Saturday, August 9, 2014

Apricot-Thyme Jam


 We have an apricot tree, and the apricots are on! We've been eating them as-is, making smoothies, fruit leather (posts to come about that one), syrup, apricot butter, apricot jam, apricot German pancakes....oh yeah, we've been enjoying our apricots. :) I decided it was time to mix things up a bit, so I made some apricot thyme jam. Apricot lemon-thyme to be exact. My mom gave me a start of her lemon-thyme plant and it has been doing well. That is one herb that is goo-ood! Love it. I wish I would have put a little more into this jam--it is a bit too subtle. If you just eat a spoon of it with a leaf or two in it (but I never do that, wink, wink) then it is divine, but the thyme is very subtle if there isn't a leaf in that bite or if you go ahead and bother with smearing it on bread. (Ha! I'm totally kidding, I really don't eat jam by the spoonful--except maybe when I am making it. :)
Maybe because it is lemon-thyme? 
Either way, it really is good. Next time I will up my amount of thyme to 3 tsp, rather than 2 tsp I think. 
And there definitely really will be a next time--next season probably.


 And did you see that cookbook, The Forest Feast? Well, you should. It is completely beautiful and lovely and awe-inspiring. So much so in fact that when my girls were water coloring this morning, I decided to sit with them and play with some paints a bit. Extraordinarily enjoyable. I'm definitely missing out on some art time in my life, and I'm hoping to do more of it.
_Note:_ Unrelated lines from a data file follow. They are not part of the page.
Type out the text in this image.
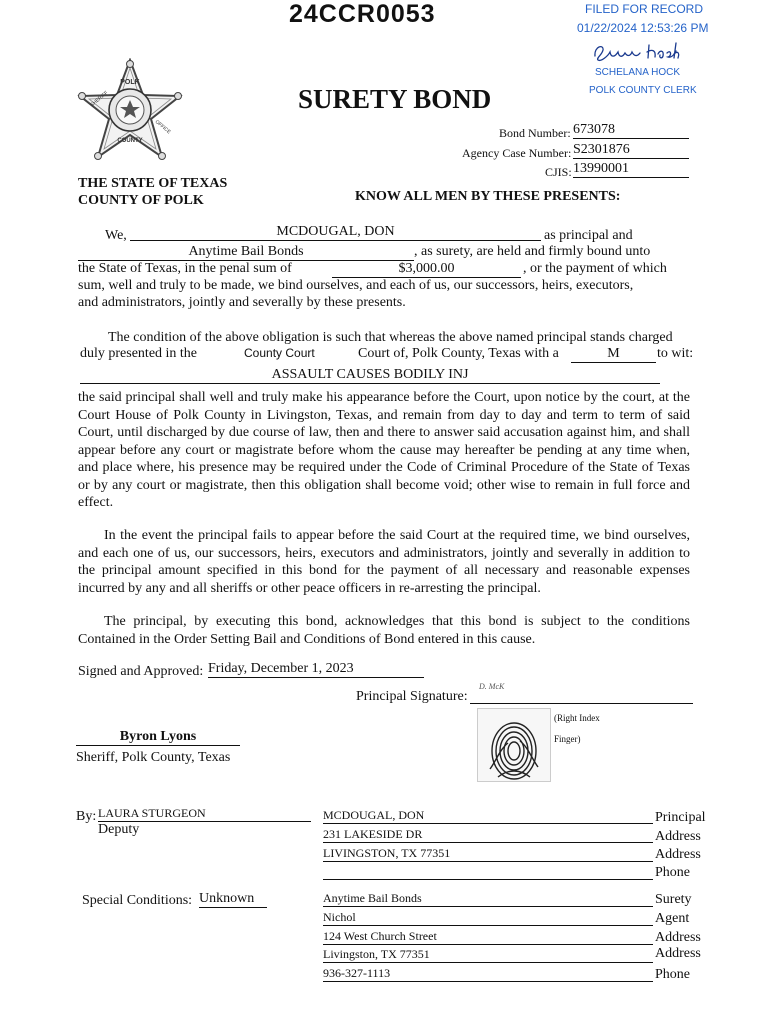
24CCR0053	FILED FOR RECORD
01/22/2024 12:53:26 PM
SCHELANA HOCK
POLK COUNTY CLERK
POLK
SHERIFF
OFFICE
COUNTY
SURETY BOND
Bond Number: 673078
Agency Case Number: S2301876
CJIS: 13990001
THE STATE OF TEXAS
COUNTY OF POLK	KNOW ALL MEN BY THESE PRESENTS:
We,	MCDOUGAL, DON	as principal and
Anytime Bail Bonds	, as surety, are held and firmly bound unto
the State of Texas, in the penal sum of	$3,000.00	, or the payment of which
sum, well and truly to be made, we bind ourselves, and each of us, our successors, heirs, executors,
and administrators, jointly and severally by these presents.
The condition of the above obligation is such that whereas the above named principal stands charged
duly presented in the	County Court	Court of, Polk County, Texas with a	M	to wit:
ASSAULT CAUSES BODILY INJ

the said principal shall well and truly make his appearance before the Court, upon notice by the court, at the Court House of Polk County in Livingston, Texas, and remain from day to day and term to term of said Court, until discharged by due course of law, then and there to answer said accusation against him, and shall appear before any court or magistrate before whom the cause may hereafter be pending at any time when, and place where, his presence may be required under the Code of Criminal Procedure of the State of Texas or by any court or magistrate, then this obligation shall become void; other wise to remain in full force and effect.

In the event the principal fails to appear before the said Court at the required time, we bind ourselves, and each one of us, our successors, heirs, executors and administrators, jointly and severally in addition to the principal amount specified in this bond for the payment of all necessary and reasonable expenses incurred by any and all sheriffs or other peace officers in re-arresting the principal.

The principal, by executing this bond, acknowledges that this bond is subject to the conditions Contained in the Order Setting Bail and Conditions of Bond entered in this cause.

Signed and Approved: Friday, December 1, 2023
Principal Signature:
D. McK
(Right Index
Finger)
Byron Lyons
Sheriff, Polk County, Texas
By: LAURA STURGEON
Deputy
Special Conditions: Unknown
MCDOUGAL, DON	Principal
231 LAKESIDE DR	Address
LIVINGSTON, TX 77351	Address
Phone
Anytime Bail Bonds	Surety
Nichol	Agent
124 West Church Street	Address
Livingston, TX 77351	Address
936-327-1113	Phone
As long as my girls continue to want to have "art mornings," it shouldn't be too difficult to squeeze in, right?



Anyway, here is my recipe for apricot jam!

Apricot Lemon-Thyme Jam
Adapted from the Ball cookbook--I just added the thyme. :)

8 cups of coarsly-pureed apricots (I pulsed them in the food processor just a bit)
2 Tbsp. lemon juice
6 c. of sugar
2-3 tsp. fresh lemon-thyme leaves

1. Put it all in a big stock pot (the bigger the better because it'll spit and sputter a bit--ouch).
2. Cook until you get to the gelling point. (Don't know what that is? yeah, me either when I started reading and comparing recipes. I googled it). :)
3. Then either can it according to instructions for your altitude or freeze it.
4. Super good as-is (hee, hee), on bread or toast, or even on some ice cream. yum-o!